Puis Freud ajoute que: «le fait de l’amorce en deux temps du développement sexuel chez
l’homme, soit l’interruption de ce développement par la période de latence, nous a paru mériter une attention particulière, semblant contenir l’une des conditions de l’aptitude de l’homme à développer une culture supérieure, mais aussi de son inclination à la névrose», non sans prendre le soin d’avertir: «Nous avons en outre constaté par des expériences que les influences externes de la séduction peuvent provoquer des brèches prématurées dans la période de latence, voire aller jusqu’à l’abolir, et qu’en l’occurrence la pulsion sexuelle de l’enfant s’avère être de fait de type pervers polymorphe ; également, que toute activité sexuelle prématurée de ce genre porte atteinte à l’éducabilité de l’enfant.»
44 - Insistons en citant une nouvelle fois Freud dans le texte: «Es ist lehrreich, dass das Kind unter dem Einfluss der Verführung polymorph pervers werden, zu allen möglichen Überschreitungen verleitet werden kann. Dies zeigt, dass es die Eignung dazu in seiner Anlage mitbringt.» (Il est instructif que l’enfant puisse devenir, sous l’influence d’une séduction, un pervers polymorphe, et puisse être entraîné ainsi à toutes les
transgressions possibles. Cela montre qu’il apporte cette aptitude avec lui dans sa disposition.)
Ce que Freud vise avec le mot "aptitude" n’est rien d’autre que la jouissance non fixée de l’enfant du fait que les objets ne font leur apparition qu’après la pulsion et lui sont par conséquent toujours inadéquats, la pulsion n’investissant un objet extérieur qu’à partir de l’apparition de la pulsion d’emprise (cf. supra) toujours couplée à une pulsion d’élaboration psychique qui amène le sujet à pouvoir étendre sa maîtrise mais aussi devenir lui-même, par les lois du langage, objet de jouissance (puissance) d’un autre…
Dans la perspective freudienne, la jouissance ne concerne que la pulsion de l’adulte exercée sur l’enfant ou un adulte.
Lorsqu’il s’agit des enfants, le sexuel dont parle Freud est donc bien cette compensation mise en place au plan psychique pour permettre au petit sujet d’assumer sa sexuation, c’est à dire sa séparation d’avec l’objet libidinal primordial qu’est le corps maternel, en se soutenant de son activité pulsionnelle qui est de l’ordre du fantasme et doit rester au strict plan du fantasme.
Pour le dire avec Lacan: «Faire l’amour, comme le nom l’indique, c’est de la poésie.
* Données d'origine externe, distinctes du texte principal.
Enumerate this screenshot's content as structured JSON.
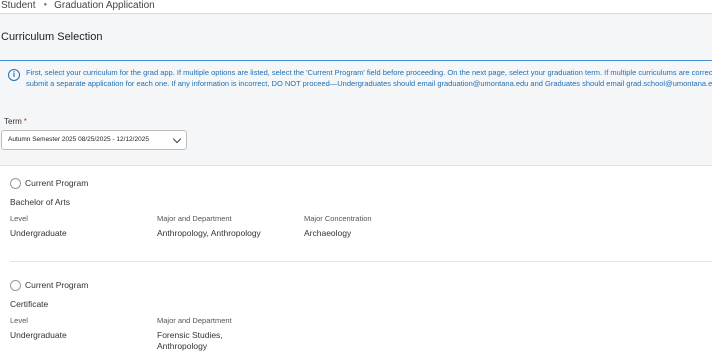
{
  "breadcrumb": {
    "items": [
      "Student",
      "Graduation Application"
    ]
  },
  "page_title": "Curriculum Selection",
  "info": {
    "line1": "First, select your curriculum for the grad app. If multiple options are listed, select the 'Current Program' field before proceeding. On the next page, select your graduation term. If multiple curriculums are correct,",
    "line2": "submit a separate application for each one. If any information is incorrect, DO NOT proceed—Undergraduates should email graduation@umontana.edu and Graduates should email grad.school@umontana.edu."
  },
  "term": {
    "label": "Term",
    "required_mark": "*",
    "selected": "Autumn Semester 2025 08/25/2025 - 12/12/2025"
  },
  "programs": [
    {
      "radio_label": "Current Program",
      "degree": "Bachelor of Arts",
      "level_label": "Level",
      "level": "Undergraduate",
      "major_label": "Major and Department",
      "major": "Anthropology, Anthropology",
      "concentration_label": "Major Concentration",
      "concentration": "Archaeology"
    },
    {
      "radio_label": "Current Program",
      "degree": "Certificate",
      "level_label": "Level",
      "level": "Undergraduate",
      "major_label": "Major and Department",
      "major_line1": "Forensic Studies,",
      "major_line2": "Anthropology"
    }
  ]
}
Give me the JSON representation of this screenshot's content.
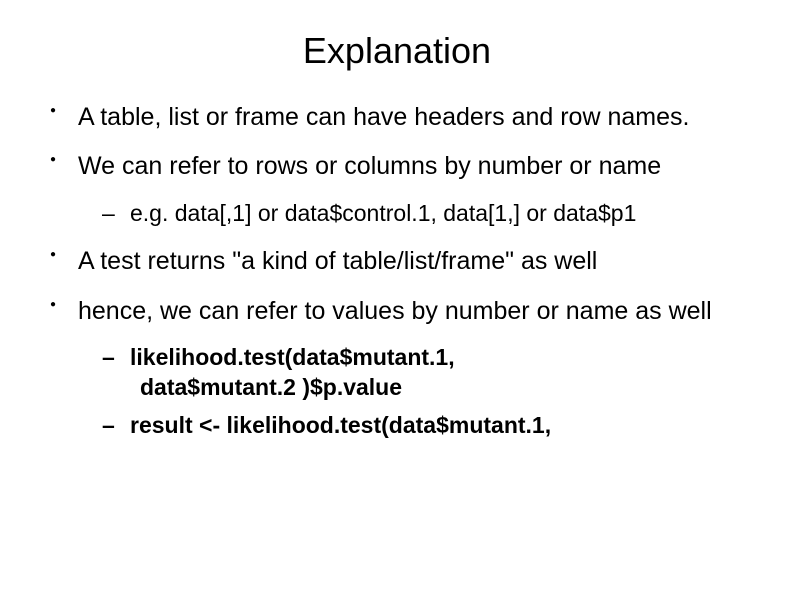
{
  "title": "Explanation",
  "bullets": {
    "b1": "A table, list or frame can have headers and row names.",
    "b2": "We can refer to rows or columns by number or name",
    "b2_sub1": "e.g. data[,1] or data$control.1, data[1,] or data$p1",
    "b3": "A test returns \"a kind of table/list/frame\" as well",
    "b4": "hence, we can refer to values by number or name as well",
    "b4_sub1_line1": "likelihood.test(data$mutant.1,",
    "b4_sub1_line2": " data$mutant.2 )$p.value",
    "b4_sub2": "result <- likelihood.test(data$mutant.1,"
  }
}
Mais il y a un monde entre la poésie et l’acte. L’acte d’amour, c’est la perversion polymorphe du mâle. Ceci chez l’être parlant, il n’y a rien de plus assuré, de plus cohérent, de plus strict quant au discours freudien.»
45 - Si Freud insiste sur la déliaison fondamentale entre pulsion et objet, ce qui met l’enfant dans la disposition (mal interprétée) d’avoir été dite, par lui, polymorphiquement perverse — à savoir a priori non-fixée sur une jouissance spécifique — il ne manque pas de signaler qu’une séduction précoce et le non-respect de la période de latence chez l’enfant peut provoquer des brèches dans sa construction psychique, jusqu’à l’endommager gravement, rendre l’enfant inéducable, susceptible de développer des troubles sévères de la personnalité, pouvant aller jusqu’aux aptitudes à la prostitution et à toutes les perversions répertoriées par les adultes dont il sera devenu objet. Ce que Freud dénomme chez l’enfant du «polymorphiquement pervers» est le contraire absolu de la perversion telle qu’elle se donne dans le langage courant, où l’acception "pervers" désigne un comportement invasif envers un objet sexuel, pouvant aller jusqu’à l’extrême brutalité et l’asservissement aux sévices qui lui sont infligés…
NB: Dans la perspective psychanalytique, nonobstant le fait que psychose paranoïaque et perversion sont de structure différente, elles visent toutes deux à la maîtrise de l’Autre et gardent un lien étroit avec la sexualité:
-du côté de la paranoïa, on vise à maîtriser l’Autte par le contrôle de ses pensées, en cherchant à les diriger… Nous sommes ici dans le registre de la seconde des théories sexuelles infantiles, la théorie dite cloacale (cf. 19, 20, 21) qui correspond à un état maniaque où il y a deux corps mais un seul appareil psychique, de façon à ce que l’autre ne puisse échapper au sujet parce que ses pensées ne lui sont pas étrangères. Pour Freud, la paranoïa se soutient essentiellement d’une homosexualité refoulée, le persécuteur étant toujours du même sexe…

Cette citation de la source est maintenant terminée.